I feel exactly the same.
This crisis made me think about something.
It made me think about how we, as human beings and as companies, should live our lives.
With Earth, with society, with all stakeholders—live together.
Just as in the case of a hometown or home country, that means taking care of a “home planet” in the course of conducting corporate activities.
And there is another thing—one that many people have been reminded of.
It is the feeling of appreciation for, of course, all the people on the front lines of the medical sector protecting our lives, but also for all the people who are supporting our everyday routines.
When what we take for granted ceases to be a matter of course, we notice that nothing is a matter of course and that we have things thanks to someone somewhere working hard.
We want to create a relationship in which people can say thank you to each other and can thank the Earth. Companies and people need to think seriously about how to live, and then change what they are doing.
It could be that we have all been given a great chance. And that chance might be the last one.
Toyota is a global monozukuri company born in Japan and raised in the world.
I believe that our mission is to provide goods and services that make people throughout the world happy, or, in other words, to “mass produce” happiness.

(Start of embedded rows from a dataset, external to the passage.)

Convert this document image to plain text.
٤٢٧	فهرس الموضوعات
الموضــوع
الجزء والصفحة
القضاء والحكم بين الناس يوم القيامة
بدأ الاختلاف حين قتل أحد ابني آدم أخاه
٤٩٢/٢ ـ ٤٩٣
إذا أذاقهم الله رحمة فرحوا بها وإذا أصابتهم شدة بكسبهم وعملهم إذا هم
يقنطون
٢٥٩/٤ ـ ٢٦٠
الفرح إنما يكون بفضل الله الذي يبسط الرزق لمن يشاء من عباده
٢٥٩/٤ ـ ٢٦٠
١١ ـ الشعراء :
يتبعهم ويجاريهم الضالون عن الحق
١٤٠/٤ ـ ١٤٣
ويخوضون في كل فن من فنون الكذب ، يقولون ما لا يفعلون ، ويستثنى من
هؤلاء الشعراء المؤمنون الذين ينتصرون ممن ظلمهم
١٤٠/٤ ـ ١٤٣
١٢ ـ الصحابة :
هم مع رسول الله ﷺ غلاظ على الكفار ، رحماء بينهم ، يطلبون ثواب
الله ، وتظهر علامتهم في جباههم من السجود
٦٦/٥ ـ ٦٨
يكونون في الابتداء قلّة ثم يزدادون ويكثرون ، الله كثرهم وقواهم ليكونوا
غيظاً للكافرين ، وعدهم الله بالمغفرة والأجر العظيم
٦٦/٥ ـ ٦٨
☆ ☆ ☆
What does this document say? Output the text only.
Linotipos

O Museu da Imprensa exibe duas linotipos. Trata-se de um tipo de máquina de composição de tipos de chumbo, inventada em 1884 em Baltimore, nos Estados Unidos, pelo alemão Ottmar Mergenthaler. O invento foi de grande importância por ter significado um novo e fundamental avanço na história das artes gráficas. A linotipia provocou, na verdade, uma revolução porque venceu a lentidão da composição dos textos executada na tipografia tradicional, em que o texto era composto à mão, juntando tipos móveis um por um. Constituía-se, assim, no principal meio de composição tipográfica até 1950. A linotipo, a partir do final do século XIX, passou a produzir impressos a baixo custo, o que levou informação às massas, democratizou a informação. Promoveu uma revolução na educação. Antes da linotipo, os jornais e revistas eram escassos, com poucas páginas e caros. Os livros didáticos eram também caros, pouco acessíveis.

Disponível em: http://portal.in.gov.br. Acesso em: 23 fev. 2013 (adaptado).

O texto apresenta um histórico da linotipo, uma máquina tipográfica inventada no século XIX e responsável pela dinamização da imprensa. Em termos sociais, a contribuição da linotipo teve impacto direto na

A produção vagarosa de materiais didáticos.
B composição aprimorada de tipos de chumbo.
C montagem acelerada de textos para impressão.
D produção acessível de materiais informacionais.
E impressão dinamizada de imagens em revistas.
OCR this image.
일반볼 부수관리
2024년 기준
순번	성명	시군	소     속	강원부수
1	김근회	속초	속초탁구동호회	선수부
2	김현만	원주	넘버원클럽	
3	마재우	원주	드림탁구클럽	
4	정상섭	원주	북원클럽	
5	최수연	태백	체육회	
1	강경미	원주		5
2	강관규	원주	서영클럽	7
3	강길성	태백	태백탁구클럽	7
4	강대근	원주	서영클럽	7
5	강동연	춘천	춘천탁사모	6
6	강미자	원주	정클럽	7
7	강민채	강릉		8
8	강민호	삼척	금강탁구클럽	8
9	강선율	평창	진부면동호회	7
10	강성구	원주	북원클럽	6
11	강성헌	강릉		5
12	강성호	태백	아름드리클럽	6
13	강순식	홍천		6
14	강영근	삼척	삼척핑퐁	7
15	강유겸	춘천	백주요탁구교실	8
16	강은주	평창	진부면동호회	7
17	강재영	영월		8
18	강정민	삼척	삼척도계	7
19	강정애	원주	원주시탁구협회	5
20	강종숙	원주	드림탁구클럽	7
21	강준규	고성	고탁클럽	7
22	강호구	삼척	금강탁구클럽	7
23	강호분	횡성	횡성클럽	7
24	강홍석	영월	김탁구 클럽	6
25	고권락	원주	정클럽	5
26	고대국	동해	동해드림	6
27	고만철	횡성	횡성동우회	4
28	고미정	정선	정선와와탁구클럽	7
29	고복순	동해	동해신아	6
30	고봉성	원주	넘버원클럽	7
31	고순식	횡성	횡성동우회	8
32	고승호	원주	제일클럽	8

To achieve that, I believe that it is necessary to cultivate Toyota people in the world who can wish for and take action for the happiness of those other than themselves.
That means developing human resources that have what I like to call a “you perspective”.
To this is what I will devote my own heart and soul, for the “COVID-19 era” and “post-COVID-19 era.”
And I view this as also being a part of earnestly engaging in the sustainable development goals, or SDGs, for which international society is aiming, with the stance of “no one will be left behind.”
There is no crisis that humankind cannot overcome.
For us to overcome the COVID-19 crisis together, Toyota is ready to do whatever it can to make itself of use. We humbly request your continued support.
Thank you very much for your attention today.